Anomalies in measuring site indexation using Google search console

Pady Nair
3 min readJun 8, 2017

If you have worked on search, you care about indexation. Indexation of your pages is one of the key metrics, used to measure the health of a site. What is indexation? The page you created on your site and submitted to Google using your sitemap file, first gets crawled by google and then gets added to the Google search index. Not all pages in the sitemaps get crawled and not all pages crawled by Google gets indexed. Crawling and indexing are two fundamental concepts on how a search engine works. Remember a page needs to be in Google index before Google can show it on search results and users can access your pages.

Measuring indexation

How do you determine if your site is indexed properly?

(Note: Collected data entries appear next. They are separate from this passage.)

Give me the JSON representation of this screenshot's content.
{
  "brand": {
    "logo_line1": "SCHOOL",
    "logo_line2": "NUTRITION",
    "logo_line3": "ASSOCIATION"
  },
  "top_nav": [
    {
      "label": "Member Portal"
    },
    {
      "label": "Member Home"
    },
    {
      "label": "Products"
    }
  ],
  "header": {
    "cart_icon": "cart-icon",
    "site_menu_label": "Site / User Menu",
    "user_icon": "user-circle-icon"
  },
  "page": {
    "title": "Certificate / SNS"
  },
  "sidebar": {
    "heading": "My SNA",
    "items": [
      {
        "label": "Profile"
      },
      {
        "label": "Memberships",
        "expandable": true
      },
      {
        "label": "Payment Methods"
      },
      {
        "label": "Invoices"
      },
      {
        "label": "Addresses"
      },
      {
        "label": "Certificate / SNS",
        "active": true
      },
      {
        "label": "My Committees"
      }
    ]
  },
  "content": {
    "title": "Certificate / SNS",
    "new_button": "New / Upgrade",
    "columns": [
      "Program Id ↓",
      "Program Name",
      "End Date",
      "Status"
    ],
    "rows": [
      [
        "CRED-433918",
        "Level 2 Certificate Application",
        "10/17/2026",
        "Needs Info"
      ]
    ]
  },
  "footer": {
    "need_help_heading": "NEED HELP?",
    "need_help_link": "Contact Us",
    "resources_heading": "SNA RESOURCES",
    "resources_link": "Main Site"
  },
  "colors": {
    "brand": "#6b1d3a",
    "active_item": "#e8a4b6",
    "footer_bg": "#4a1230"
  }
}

There are a few different ways to measure indexation of your site. There is a “Google index” menu item in Google search console (GSC) that shows the overall status of the pages indexed for the site.This data is trended over an year and is useful to see any major changes in the number of pages indexed.

The other option is to look at the Crawl->Sitemaps section in GSC. This section shows the number of indexed pages from your sitemaps.

You can also use third party tools such as ScreamingFrog depending on the scale of your site. For a large site, accurately determining all indexed pages can be tricky.

Display anomaly in Google search console

For one of our local language sites we found that number of pages indexed from sitemaps is very low compared to the number of pages submitted.

We did a some investigation to understand what is going on:

  • The overall index status was showing stable trend over the last year with expected changes
  • Looked into crawl behaviour for the site using server logs and found that this is in line with other similar sized sites
  • Checked for common issues such as duplicate pages, incorrect canonical URLs, redirect chains etc to validate that the site was functioning as expected.

The key difference for this site compared to other language sites was that the URLs were localised using non Latin character set. The sitemaps had encoded URLs as recommended by Google with ASCII characters such as this “B4%E0%B8%95”

Google didn’t have any problems in showing the proper localised URLs in search results . We also did not see any issues in Google bot crawling the URLs. So the hypothesis that this must be a an issue with how Google search console displays the sitemaps indexation data. To validate this hypothesis, all the site URLs for this site was transliterated to Latin character set. All the non latin URLs were 301 redirected to the latin equivalent URLs. Within couple of weeks, we could see a big difference in the sitemaps indexation data as show below. There is still a long way to go here as Google is refactoring URLs but this clearly shows that the fundamental issue was with the way GSC handled the sitemap URLs and not with actual site indexation. The glitch in handling localised URLs in GSC resulted in showing a low number of indexed pages where in fact most of our pages are already in the index.

In conclusion

Use GSC to your heart’s content as it is the most useful data you can get from Google for organic search but watch out for data anomalies and issues such as the one outlined above. You would want to validate any hypothesis with multiple sources of data such as server logs to understand the crawl behaviour, web analytics(Omniture, Google analytics etc) to look at the landing page performance etc before arriving at a conclusion.

--

--